Actuellement, l’article 202 octroie cette compétence au « tribunal dont relève le domicile du consommateur ou son lieu de résidence ou la juridiction du lieu où s’est produit le fait ayant causé le préjudice au choix du consommateur. » 

Partant, la loi 31-08 « ne permet pas de déterminer la partie compétente dans ce genre conflits, dans la mesure où elle se limite à fixer la compétence territoriale et non matérielle », explique le groupe PAM dans la note accompagnant la proposition de loi.

 En effet, « l’article utilise une formule générale, celle de juridiction compétente, sans préciser s’il s’agit du tribunal de première instance ou du tribunal de commerce ». Cette formulation n’est pas anodine. Les contrats de consommation sont considérés comme des actes mixtes, en ce qu’ils opèrent entre un commerçant et un non commerçant (le consommateur). Le rapport contractuel a un caractère commercial pour le premier et civil pour le deuxième. Raison pour laquelle la juridiction compétente est soit le tribunal de commerce, soit de première instance.

Par sa teneur, la proposition de loi entend trancher définitivement les « divergences et hésitations » autour de la compétence juridictionnelle sur ce type de litiges. Or, « offrir la compétence aux juridictions commerciales présente quelques risques pour le consommateur, sachant qu’à l’heure actuelle, il n’existe que 8 juridictions de ce type à travers le Maroc », indique le groupe PAM.

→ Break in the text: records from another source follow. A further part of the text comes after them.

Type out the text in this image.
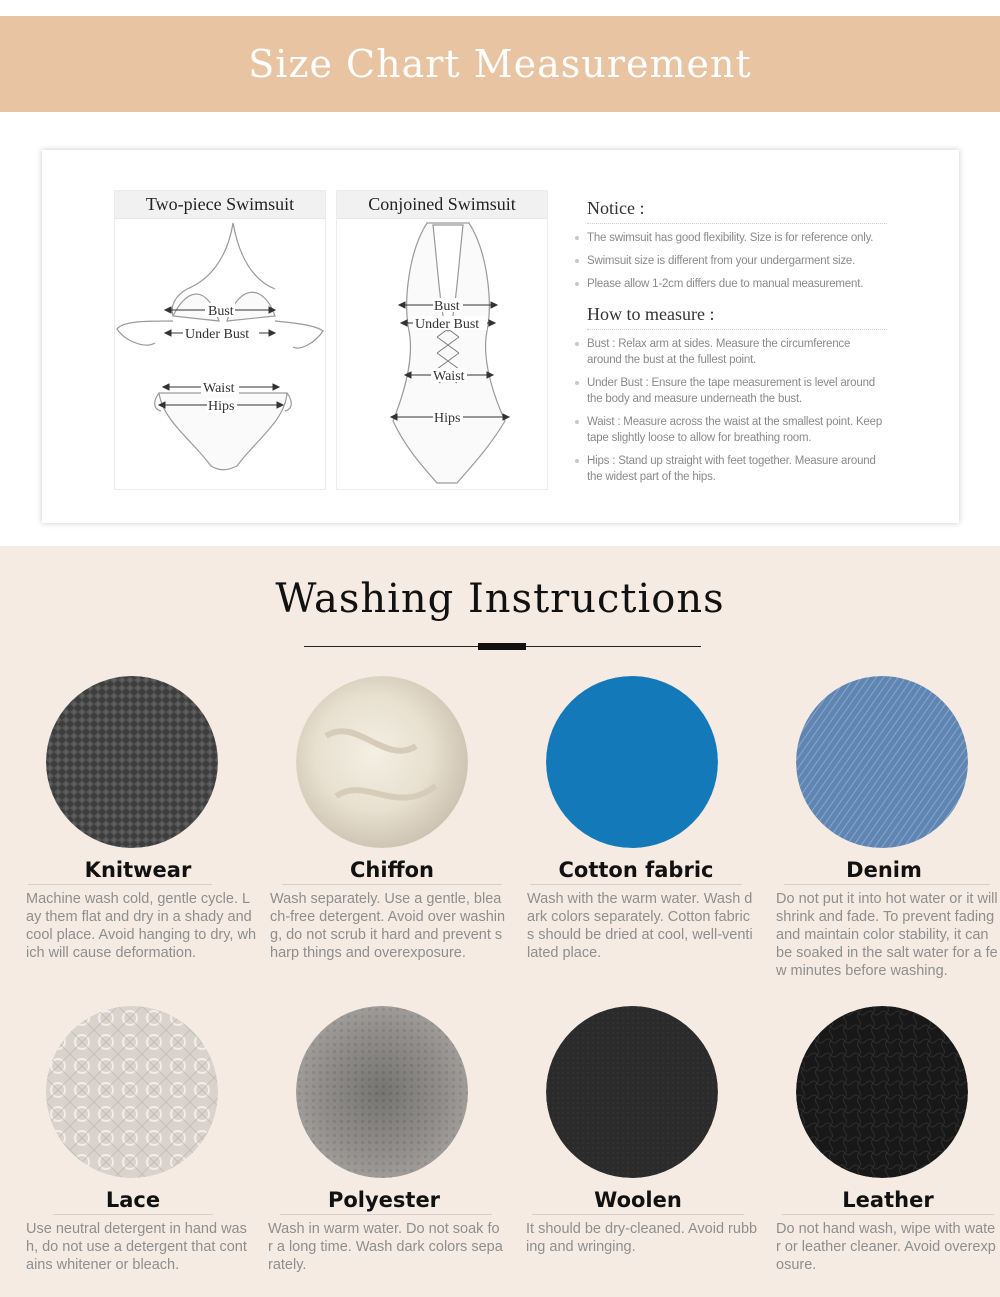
Size Chart Measurement
Two-piece Swimsuit
Bust
Under Bust
Waist
Hips
Conjoined Swimsuit
Bust
Under Bust
Waist
Hips
Notice :
The swimsuit has good flexibility. Size is for reference only.
Swimsuit size is different from your undergarment size.
Please allow 1-2cm differs due to manual measurement.
How to measure :
Bust : Relax arm at sides. Measure the circumference around the bust at the fullest point.
Under Bust : Ensure the tape measurement is level around the body and measure underneath the bust.
Waist : Measure across the waist at the smallest point. Keep tape slightly loose to allow for breathing room.
Hips : Stand up straight with feet together. Measure around the widest part of the hips.
Washing Instructions
Knitwear
Machine wash cold, gentle cycle. Lay them flat and dry in a shady and cool place. Avoid hanging to dry, which will cause deformation.
Chiffon
Wash separately. Use a gentle, bleach-free detergent. Avoid over washing, do not scrub it hard and prevent sharp things and overexposure.
Cotton fabric
Wash with the warm water. Wash dark colors separately. Cotton fabrics should be dried at cool, well-ventilated place.
Denim
Do not put it into hot water or it will shrink and fade. To prevent fading and maintain color stability, it can be soaked in the salt water for a few minutes before washing.
Lace
Use neutral detergent in hand wash, do not use a detergent that contains whitener or bleach.
Polyester
Wash in warm water. Do not soak for a long time. Wash dark colors separately.
Woolen
It should be dry-cleaned. Avoid rubbing and wringing.
Leather
Do not hand wash, wipe with water or leather cleaner. Avoid overexposure.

L’objectif est d’éviter aux consommateurs des déplacements coûteux en efforts, temps et en argent. Et qui plus est sur le terrain du professionnel, les juridictions commerciales ayant été conçues « essentiellement pour statuer sur des litiges entre commerçants ».

C’est aussi une manière de barrer la route « aux clauses attributives de compétence aux juridictions commerciales ». Contenues dans les contrats, ces clauses sont « exploitées » par des professionnels pour imposer aux clients, souvent indolents, le recours au tribunal de commerce. Ce qui  expose le consommateur « au risques et usages commerciaux qui peuvent impacter négativement la réalisation de ses objectifs liés à l’action judiciaire », expliquent les députés.